I was sitting on the edge of my bed this evening, sipping a cooling mug
of tea and polishing my old black cowboy boots when I was hit by a flood of memories.
So many Friday nights, when my friends were partying or relaxing, I stayed at
home carefully starching and pressing my BDUs and polishing my boots for drill
weekend. So many Saturday mornings when normal folks were sleeping late, I slid
into my car before dawn so that I could call my platoon to attention in the
drill center parking lot at 7:30am.
My cowboy boots are old and ragged. They’ve been through
dust and mud and more than a few encounters with horse hooves. They’re beyond
repair but I’ll polish them and wear them to a fancy bistro tomorrow because
this is Texas and I can. My combat boots, which I no longer have, were almost
as worn. They carried a few cactus needles in the toes and the scars of many
marches and wrestling matches with razor wire.
I’ve been taking my daughter to jog at Camp Mabry lately.
She prefers that track, which is not crowded, to the mob on Lady Bird Lake trail.

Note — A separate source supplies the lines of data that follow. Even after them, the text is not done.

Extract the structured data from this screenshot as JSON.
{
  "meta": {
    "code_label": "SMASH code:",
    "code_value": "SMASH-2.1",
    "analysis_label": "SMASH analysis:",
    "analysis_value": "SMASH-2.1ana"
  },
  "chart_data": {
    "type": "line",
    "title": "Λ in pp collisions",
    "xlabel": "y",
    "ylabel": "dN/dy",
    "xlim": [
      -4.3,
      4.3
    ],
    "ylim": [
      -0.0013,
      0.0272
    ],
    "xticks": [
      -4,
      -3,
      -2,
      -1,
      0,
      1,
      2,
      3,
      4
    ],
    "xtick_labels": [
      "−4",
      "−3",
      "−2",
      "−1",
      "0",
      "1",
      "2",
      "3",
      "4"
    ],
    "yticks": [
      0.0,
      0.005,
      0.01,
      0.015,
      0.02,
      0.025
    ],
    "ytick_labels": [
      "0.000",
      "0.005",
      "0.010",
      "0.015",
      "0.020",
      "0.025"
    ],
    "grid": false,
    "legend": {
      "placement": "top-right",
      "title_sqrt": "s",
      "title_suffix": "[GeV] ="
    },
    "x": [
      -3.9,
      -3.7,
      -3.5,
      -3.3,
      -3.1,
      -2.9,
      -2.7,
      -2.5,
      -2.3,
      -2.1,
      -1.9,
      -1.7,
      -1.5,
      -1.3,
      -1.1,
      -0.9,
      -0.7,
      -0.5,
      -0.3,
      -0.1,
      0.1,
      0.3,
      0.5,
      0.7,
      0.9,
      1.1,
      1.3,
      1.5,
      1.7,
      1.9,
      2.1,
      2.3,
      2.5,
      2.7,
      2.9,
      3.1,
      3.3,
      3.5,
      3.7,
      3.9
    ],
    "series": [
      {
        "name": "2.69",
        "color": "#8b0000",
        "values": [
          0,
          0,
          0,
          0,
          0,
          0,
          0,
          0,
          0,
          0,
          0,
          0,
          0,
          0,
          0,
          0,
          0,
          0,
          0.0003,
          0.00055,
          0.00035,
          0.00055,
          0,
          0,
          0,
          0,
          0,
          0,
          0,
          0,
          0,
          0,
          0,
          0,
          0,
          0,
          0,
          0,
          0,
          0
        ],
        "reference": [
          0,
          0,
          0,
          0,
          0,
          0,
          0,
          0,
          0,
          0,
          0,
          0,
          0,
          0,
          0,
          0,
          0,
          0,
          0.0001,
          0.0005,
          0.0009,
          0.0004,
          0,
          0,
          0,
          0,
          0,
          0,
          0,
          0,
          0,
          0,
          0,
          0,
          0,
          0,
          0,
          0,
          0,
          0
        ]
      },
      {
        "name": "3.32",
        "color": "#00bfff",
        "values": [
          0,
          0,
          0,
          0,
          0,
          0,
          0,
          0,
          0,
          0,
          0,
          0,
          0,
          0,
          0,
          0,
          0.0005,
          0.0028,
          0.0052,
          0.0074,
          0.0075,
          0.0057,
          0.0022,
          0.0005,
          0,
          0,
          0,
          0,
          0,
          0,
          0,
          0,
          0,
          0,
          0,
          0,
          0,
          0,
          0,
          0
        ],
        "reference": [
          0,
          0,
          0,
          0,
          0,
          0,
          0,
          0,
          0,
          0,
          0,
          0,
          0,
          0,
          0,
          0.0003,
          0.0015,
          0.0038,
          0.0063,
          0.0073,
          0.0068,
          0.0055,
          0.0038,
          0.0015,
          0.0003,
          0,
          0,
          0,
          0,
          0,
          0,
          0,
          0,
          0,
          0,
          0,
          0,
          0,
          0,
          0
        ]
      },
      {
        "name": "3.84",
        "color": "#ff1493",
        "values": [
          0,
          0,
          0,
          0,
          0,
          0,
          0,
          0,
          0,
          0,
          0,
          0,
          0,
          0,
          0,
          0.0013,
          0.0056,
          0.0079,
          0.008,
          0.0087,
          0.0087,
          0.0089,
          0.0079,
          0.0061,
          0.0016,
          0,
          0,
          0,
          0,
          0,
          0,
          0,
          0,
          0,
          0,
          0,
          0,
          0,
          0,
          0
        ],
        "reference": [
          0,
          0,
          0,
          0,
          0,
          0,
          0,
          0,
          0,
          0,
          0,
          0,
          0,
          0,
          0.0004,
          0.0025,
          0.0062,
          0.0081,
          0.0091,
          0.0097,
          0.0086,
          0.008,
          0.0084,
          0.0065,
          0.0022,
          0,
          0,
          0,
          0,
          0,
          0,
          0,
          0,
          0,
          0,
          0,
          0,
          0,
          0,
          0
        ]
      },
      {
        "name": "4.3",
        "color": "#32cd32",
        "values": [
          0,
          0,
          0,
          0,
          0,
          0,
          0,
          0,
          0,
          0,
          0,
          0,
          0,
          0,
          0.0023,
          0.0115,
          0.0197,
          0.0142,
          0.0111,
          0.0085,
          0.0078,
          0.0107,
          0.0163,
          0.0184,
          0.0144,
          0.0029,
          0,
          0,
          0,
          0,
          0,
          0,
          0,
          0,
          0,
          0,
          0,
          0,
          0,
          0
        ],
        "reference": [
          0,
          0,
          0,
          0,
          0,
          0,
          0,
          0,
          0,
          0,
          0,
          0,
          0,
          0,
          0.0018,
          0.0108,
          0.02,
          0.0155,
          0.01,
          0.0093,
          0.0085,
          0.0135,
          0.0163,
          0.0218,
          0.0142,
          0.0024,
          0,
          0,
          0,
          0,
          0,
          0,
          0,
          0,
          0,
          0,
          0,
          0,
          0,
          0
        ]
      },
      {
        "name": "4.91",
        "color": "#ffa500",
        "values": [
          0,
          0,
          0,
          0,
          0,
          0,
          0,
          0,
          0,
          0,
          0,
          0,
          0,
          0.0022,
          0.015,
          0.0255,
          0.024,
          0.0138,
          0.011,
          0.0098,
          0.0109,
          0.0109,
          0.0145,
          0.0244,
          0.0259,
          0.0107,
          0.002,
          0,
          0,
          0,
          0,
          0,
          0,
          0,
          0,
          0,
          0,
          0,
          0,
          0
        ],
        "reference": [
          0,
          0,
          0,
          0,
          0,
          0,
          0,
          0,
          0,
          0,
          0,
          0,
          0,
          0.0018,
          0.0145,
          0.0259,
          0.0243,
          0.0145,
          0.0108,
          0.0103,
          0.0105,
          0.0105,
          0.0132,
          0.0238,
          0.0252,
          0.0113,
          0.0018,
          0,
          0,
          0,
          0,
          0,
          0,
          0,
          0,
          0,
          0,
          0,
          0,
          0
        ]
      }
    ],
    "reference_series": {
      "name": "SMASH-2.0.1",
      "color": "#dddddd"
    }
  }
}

We run and walk at her pace, and when we’re walking, I’ll tell her tales. How I
used to run my PT test on that trail, when it was still gravel. How we used to
go out into the woods to do our common skills training. How I spent Saturday afternoons
in the motor pool touching up the camo paint job on my deuce and a half and topping
off the water in the battery. How Bo twitched the laterals and crashed the 577
into the side of a Volkswagen in the parking lot. But I’ve never driven her
back to the building where we used to drill, or try to sneak in to see what it
looks like now. Some ghosts are best left slumbering. Everything is so
different now. The Army. The world. Me. It was such a huge part of me and there’s
nothing left but dusty fragments of memories.
Every year we have a
reunion. I’ve gone to a couple of them. I’m younger than most who attend. Some
that I remember in their arrogant and beautiful prime are dead now. Most are a
lot fatter and a lot more conservative than I remember. Did we really drink and
laugh and play cards and throw each other into the pool and then get up the
next morning and drive a convoy across Texas and set up a field SCIF in 100 degree
weather sweating until our boots were white with salt and even the musty warm
water in our canteens tasted good? Did we really hang laminated maps on the
walls of the tent and mark them with grease pencils and then encrypt our
reports with a code-book before radioing them in? Am I really that old? I look
at the faces of my former comrades at arms and feel oddly disconnected from
them and from my own past. In a lot of important ways I haven’t changed. But so
much has happened since then. Love. Loss. Careers. Parenthood. Politics.
Many of them stayed in the military until retirement. There’s
a comfortable continuity to that. Being part of a enduring community. Having a
consistent identity. Polishing the same pair of boots on Friday night, year
after year. I cut ties with my past when I joined the Army, and cut them again
when I left. I’ve reinvented myself over and over again. And I’m making plans
to do it again. It seems to be the way I’m made. I wonder if at some point, I’ll
decide, nope, this is where I stop. I’ve gone far enough. I rather doubt it.
I glance at my daughter’s flushed face as we jog and the
past falls away. She sprints ahead and I push forward, trying to keep up. Her red braid swings like a pendulum and I laugh out loud. Together we race into the cold wind.